“Stars for Israel” is the brainchild of Maxwell Rotbart, a student at Metro State College of Denver.
Rotbart wants to know why Israel should be talking about prisoner swaps, when Gilad Shalit is denied basic human rights that should be unconditional.
“Why should Israel swap for Shalit before Israel gets word of Shalit’s basic condition — especially when you consider that the last prisoners swapped for were returned dead?”
That’s why Rotbart has begun his campaign to force the International Red Cross to verify Shalit’s living conditions — as it is required to do under international law, and which Hamas is obligated to do under international law.
As one talks to Rotbart, it becomes clear that much thought has gone into his project.
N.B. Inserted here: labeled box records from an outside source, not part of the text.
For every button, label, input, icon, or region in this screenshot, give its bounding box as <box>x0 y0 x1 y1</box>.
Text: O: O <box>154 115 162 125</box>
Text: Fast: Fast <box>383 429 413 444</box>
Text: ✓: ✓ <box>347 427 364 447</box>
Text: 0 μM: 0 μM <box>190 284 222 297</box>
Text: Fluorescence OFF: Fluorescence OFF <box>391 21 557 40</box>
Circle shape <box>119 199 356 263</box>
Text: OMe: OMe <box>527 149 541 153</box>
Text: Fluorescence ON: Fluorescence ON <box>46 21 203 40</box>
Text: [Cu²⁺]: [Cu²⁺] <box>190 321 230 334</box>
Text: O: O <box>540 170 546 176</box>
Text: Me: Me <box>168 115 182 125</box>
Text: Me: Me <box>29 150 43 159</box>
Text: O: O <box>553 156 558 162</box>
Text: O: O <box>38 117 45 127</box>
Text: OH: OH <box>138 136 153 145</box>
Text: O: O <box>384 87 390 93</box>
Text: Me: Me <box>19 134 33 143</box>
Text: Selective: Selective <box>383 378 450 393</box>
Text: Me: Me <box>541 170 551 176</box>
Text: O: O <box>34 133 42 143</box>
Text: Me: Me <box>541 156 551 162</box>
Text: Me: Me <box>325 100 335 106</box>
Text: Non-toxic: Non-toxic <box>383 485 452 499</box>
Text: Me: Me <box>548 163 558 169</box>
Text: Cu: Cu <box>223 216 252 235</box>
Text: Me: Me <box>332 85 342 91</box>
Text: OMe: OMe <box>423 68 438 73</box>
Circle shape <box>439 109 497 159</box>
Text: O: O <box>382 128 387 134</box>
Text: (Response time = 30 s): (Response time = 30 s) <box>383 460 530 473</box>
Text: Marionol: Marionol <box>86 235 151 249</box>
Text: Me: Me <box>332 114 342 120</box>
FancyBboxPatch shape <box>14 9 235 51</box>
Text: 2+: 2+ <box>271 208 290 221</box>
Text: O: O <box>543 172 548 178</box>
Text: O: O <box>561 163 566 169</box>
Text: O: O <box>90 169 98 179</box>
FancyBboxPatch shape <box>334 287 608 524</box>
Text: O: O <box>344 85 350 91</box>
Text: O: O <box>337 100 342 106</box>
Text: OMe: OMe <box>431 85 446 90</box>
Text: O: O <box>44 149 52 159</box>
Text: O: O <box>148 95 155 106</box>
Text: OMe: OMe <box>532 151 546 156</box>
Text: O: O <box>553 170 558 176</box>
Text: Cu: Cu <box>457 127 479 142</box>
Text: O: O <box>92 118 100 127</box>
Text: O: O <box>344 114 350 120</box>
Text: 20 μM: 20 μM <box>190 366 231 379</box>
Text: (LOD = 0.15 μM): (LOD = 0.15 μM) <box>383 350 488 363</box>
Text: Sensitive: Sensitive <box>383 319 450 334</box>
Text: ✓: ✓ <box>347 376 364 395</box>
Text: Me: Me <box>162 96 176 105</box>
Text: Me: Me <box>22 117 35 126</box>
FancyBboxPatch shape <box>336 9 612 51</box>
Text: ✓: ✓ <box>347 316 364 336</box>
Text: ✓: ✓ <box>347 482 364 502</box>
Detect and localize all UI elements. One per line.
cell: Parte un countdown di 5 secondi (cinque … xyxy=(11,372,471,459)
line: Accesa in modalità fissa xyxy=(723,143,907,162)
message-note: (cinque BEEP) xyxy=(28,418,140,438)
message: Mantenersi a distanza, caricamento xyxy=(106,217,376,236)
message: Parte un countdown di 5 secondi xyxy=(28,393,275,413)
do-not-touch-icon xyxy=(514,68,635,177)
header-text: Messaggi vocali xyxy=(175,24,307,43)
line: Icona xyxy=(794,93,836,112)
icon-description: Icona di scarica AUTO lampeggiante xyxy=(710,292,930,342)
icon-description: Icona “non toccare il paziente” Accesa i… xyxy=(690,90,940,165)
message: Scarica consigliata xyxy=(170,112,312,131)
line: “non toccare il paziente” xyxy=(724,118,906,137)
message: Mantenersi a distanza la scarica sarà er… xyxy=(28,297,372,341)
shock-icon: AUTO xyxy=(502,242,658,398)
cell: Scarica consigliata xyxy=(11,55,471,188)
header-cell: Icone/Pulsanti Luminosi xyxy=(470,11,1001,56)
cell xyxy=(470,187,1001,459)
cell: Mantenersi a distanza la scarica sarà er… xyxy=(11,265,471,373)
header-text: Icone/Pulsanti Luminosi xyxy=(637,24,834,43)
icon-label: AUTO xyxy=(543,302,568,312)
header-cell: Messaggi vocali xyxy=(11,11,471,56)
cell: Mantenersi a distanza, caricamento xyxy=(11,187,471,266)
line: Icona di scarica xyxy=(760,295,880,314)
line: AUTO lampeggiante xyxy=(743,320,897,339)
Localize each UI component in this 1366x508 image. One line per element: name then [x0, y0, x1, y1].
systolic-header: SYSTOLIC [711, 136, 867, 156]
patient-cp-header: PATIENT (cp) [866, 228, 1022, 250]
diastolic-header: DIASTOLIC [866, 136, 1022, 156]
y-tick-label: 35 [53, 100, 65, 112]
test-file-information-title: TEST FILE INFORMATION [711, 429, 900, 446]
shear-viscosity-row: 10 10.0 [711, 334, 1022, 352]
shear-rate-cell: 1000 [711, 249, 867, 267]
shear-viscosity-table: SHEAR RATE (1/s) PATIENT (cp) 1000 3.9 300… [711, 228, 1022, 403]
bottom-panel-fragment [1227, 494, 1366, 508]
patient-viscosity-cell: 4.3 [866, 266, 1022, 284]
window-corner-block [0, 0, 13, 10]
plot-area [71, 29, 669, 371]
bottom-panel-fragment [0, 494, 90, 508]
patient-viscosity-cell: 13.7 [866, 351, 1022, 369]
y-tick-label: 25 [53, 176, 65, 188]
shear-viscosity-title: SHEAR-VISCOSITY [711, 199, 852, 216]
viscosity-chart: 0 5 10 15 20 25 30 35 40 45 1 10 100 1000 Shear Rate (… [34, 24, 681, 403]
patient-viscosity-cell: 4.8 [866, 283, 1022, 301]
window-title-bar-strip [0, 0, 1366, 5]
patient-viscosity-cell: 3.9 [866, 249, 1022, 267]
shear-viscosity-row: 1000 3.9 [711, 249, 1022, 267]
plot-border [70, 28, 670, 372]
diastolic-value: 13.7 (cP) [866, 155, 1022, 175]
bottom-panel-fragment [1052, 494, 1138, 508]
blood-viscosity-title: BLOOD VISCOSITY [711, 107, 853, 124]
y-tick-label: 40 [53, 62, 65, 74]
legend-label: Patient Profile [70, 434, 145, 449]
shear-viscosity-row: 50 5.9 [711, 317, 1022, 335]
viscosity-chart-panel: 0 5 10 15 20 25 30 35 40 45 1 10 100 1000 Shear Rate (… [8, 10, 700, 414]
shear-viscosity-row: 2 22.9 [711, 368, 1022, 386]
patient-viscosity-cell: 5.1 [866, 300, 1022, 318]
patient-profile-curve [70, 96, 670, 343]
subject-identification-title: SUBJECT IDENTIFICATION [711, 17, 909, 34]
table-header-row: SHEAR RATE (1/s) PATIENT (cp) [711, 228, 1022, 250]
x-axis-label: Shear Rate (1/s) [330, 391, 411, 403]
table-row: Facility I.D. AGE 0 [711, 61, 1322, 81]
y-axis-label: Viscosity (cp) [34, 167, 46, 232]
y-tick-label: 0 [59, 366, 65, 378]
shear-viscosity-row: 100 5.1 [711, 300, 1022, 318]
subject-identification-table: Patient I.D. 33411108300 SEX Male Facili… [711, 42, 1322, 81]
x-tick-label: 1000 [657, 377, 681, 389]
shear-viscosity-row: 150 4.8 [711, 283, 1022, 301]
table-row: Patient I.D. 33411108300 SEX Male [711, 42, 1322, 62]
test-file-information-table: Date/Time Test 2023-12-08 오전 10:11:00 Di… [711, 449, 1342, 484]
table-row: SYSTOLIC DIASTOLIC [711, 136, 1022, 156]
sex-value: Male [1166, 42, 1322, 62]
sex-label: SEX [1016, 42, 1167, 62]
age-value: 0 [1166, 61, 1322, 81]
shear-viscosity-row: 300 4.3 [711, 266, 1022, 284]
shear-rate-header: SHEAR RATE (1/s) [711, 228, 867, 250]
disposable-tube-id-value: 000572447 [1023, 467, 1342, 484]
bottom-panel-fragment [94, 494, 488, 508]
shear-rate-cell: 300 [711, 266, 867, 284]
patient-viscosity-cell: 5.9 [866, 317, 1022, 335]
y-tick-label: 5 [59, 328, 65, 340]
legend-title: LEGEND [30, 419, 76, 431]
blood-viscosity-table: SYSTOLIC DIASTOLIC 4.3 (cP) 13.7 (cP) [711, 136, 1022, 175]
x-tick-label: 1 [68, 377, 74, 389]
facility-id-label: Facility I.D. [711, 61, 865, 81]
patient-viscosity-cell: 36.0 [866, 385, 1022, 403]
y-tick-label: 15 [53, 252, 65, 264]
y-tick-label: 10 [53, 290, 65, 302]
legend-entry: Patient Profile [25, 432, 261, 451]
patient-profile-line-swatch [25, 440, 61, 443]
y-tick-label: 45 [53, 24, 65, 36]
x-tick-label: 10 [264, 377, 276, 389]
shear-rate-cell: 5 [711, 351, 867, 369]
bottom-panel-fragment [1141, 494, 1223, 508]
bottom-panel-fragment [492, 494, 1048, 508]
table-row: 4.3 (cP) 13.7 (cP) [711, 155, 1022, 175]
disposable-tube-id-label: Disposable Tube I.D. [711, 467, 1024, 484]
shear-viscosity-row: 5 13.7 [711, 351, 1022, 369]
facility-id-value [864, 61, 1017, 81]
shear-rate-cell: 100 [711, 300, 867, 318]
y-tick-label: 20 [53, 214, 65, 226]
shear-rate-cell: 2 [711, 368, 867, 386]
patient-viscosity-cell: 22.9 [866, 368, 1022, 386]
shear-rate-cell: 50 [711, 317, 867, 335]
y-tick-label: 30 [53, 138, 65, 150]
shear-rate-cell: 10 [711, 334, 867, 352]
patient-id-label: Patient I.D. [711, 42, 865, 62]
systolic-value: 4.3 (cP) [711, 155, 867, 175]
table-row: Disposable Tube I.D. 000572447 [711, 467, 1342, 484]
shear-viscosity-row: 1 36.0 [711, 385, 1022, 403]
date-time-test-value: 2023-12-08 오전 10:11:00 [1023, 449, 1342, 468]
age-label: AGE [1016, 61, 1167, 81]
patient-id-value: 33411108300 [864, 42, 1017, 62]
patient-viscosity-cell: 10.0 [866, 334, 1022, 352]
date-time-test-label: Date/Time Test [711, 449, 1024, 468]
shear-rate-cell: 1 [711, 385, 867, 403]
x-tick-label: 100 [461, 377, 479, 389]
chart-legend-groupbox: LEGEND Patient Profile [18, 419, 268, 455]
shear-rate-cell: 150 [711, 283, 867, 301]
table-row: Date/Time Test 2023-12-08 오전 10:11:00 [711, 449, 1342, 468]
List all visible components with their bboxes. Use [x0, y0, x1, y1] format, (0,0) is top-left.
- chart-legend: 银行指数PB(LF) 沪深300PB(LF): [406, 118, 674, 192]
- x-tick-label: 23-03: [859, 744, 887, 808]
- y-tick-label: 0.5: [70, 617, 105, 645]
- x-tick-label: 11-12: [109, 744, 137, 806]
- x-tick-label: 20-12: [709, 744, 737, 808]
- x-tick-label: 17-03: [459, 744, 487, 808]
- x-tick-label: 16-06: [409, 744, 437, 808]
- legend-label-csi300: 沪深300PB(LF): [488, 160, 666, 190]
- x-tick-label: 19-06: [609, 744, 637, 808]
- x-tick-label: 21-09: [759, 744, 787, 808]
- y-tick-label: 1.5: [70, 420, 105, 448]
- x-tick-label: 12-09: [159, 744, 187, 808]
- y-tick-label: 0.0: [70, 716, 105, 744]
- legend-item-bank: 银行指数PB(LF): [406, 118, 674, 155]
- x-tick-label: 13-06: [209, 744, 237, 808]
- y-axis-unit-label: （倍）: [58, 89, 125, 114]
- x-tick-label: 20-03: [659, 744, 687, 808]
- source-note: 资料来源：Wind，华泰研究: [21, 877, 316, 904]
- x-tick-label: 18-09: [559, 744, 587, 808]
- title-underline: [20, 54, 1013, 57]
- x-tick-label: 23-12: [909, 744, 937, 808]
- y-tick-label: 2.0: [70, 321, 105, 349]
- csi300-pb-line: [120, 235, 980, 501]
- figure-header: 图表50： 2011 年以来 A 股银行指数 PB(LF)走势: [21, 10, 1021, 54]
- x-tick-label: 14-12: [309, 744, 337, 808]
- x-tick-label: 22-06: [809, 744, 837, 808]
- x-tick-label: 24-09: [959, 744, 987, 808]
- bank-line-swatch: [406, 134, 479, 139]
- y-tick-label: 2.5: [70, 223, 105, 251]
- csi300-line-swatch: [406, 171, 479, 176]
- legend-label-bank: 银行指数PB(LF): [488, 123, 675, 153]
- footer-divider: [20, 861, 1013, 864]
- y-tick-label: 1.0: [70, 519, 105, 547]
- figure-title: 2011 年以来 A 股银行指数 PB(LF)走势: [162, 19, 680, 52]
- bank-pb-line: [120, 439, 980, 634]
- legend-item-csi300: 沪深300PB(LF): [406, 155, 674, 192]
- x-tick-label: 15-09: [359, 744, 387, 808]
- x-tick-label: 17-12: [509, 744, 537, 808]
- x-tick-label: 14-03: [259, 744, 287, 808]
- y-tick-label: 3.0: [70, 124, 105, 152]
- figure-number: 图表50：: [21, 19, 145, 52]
“It’s not realistic to petition Hamas, so what is realistic? To pressure the Red Cross, an oraganization that generally lives up to its mission, but has been conspicuously absent in the case of Gilad.
“Stars have always been symbolic for the Jewish people — the Magen David — and the color is for the Red Cross.”
Rotbart’s goal is simple but significant.
“We need to raise awareness. We want a steady flow of stars to the ICRC so that they know we, the American people, haven’t forgotten and neither should they.”
Rotbart visited Israel for two months this summer and went to the tents that the Shalit family has set up outside the Prime Minister’s office.
“I had the opportunity to shake hands and talk to the parents of Gilad, and that was one of the most meaningful parts of my entire trip.
“It’s a very solemn atmosphere in the tent and it reminds you of their pain and the pain of the Israeli people.
“That has really given me motivation to continue with Stars for Israel.”
Although he is founder of the project, Rotbart demonstrates his humility and his pure interest in the well being of Gilad when he talks about the project’s future.
“There’s no hierarchy here. I might have started it, but otherwise I have no further official involvement besides my regular participation —sending in the stars.
“Stars for Israel is for anyone who has the three minutes to create and mail in a star. I don’t need to know who it is. Any message written on the star is up to the individual; it’s a very personal project.”
Rotbart feels a personal connection to the cause.
“I just turned 19, the age of Gilad when he was captured. Thinking of this was another major factor that led me to start this project. Trying to picture myself in Gilad’s situation for the next five years of my life — it’s very scary.”